Wednesday, February 13, 2002

Boy, was I one pissed puppy earlier! Before I get into it - I haven’t seen Willie again, but I saw a tall, thin white woman with that dog early one morning. It seems that the two vehicles there are a light-colored car and a light-colored van. No music yet. I figure that if they’re going to be music blasters, this weekend will be when we hear from them. By then they’ll be fairly settled and it’ll be a good time to introduce themselves to the neighborhood, knowing most people will be home. I just can’t believe we got white neighbors!!!

Now, if God would just cleanse our lives of these mother-fucking freeloaders, we’d really have it made, but of course he’d never do any such thing.

Scot woke us both up at 10:00 this morning after I’d crashed just two hours earlier. I was fuming! So furious that it took me a while to fall back asleep after we played the little game of fill out the form, and when I finally did, I slept the longest I’d slept in years. Maybe that was because I took both Melatonin and Benadryl. I expected to sleep till 6-8 PM, yet I slept till midnight.

Of course, Scot acted like he didn’t even know till today that Tom switched to nights, and I was wondering - is he really that stupid that he can’t remember shit? Or does he just not listen to people when they talk? It wasn’t just the fact that he woke us up that pissed us off, it’s the fact that he’s treating me like a common criminal. Aren’t I supposed to have written a threatening letter? Or does he think I’m this violent, dangerous psycho? He came 5 times in the 7 months of ‘01 that I was home for, yet it hasn’t even been a month and a half into ‘02 and he’s already come 3 times. He’s coming every other week now, which means I have to see his fat face every week! Well, I’m sorry, but he just doesn’t need to see me that often even if I’d written the most threatening letter in the world! That’s completely asinine, unnecessary and uncalled for, but what am I supposed to do? Contact the chief probation officer and say, “Hey, you know, one of your officers is getting a bit carried away?” Get a restraining order against the guy?

Every time I have to see him, I’m reminded of the freeloaders and what they’ve done to us. If they had just shut up and left us alone, this never would’ve happened. All this because they just couldn’t shut the fuck up and let us be!
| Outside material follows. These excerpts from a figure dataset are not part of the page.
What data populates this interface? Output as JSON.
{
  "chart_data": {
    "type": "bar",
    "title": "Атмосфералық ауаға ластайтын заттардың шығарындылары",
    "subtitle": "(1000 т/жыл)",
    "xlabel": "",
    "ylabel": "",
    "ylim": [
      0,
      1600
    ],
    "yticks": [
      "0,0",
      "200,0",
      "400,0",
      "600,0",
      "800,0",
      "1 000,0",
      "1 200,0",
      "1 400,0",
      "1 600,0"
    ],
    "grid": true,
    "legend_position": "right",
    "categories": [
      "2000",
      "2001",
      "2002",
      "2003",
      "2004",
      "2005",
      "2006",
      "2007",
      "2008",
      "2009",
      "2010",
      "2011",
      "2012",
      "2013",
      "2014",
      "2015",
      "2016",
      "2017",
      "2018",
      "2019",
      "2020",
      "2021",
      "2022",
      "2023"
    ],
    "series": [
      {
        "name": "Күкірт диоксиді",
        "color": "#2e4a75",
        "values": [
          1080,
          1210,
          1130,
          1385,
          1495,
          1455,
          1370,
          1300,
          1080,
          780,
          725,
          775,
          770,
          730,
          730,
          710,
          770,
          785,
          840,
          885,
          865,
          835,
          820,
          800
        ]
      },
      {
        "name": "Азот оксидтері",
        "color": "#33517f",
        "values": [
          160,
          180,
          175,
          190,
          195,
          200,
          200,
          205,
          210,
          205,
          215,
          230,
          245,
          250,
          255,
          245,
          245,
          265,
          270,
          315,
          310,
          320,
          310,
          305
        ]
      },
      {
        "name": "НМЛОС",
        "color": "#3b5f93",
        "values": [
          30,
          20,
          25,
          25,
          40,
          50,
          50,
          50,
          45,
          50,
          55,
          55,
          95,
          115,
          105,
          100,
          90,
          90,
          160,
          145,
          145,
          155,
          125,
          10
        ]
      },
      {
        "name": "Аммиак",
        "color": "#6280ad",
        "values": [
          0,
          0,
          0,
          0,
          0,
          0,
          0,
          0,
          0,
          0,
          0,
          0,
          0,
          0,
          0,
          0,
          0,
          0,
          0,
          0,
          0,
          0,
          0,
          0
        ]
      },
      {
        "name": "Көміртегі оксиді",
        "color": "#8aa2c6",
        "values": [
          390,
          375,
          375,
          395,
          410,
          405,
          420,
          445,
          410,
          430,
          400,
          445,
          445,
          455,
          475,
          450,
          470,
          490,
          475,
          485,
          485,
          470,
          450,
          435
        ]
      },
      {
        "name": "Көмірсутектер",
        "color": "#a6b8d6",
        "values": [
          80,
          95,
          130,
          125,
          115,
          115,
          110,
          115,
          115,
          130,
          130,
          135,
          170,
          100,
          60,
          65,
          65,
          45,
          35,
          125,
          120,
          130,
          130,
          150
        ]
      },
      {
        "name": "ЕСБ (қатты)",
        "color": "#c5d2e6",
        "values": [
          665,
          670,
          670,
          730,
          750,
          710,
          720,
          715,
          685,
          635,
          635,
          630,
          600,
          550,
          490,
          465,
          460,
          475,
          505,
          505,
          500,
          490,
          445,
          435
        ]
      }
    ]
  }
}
Aaaaaaarrrrrrrgggggggghhhhhhh!!!!!!! I want to kill the mother-fuckers! Yes, you fucking black bitch, pigs, and everyone else involved in this fucking bullshit, I just made a threat.

Meanwhile, I’m sure the freeloaders aren’t losing any sleep, time or money. As always, I’m sure God’s doing all he can to protect his precious little freeloaders.

Anyway, I am so, so close to absconding. I can’t just lay back and take this shit for another year and a half! It’s not fair to me and it’s not fair to Tom. Neither of us deserves this abuse. Perhaps Scot isn’t out to literally “abuse” us, but why is he suddenly bugging us here every other week over a fucking letter? Why isn’t seeing him twice a week in town enough? Why can’t he come to the house every few months? Even just once a month would be more appropriate. Well, if he’s up to something by coming around so often all of a sudden, I’ll know it sooner or later, I’d think.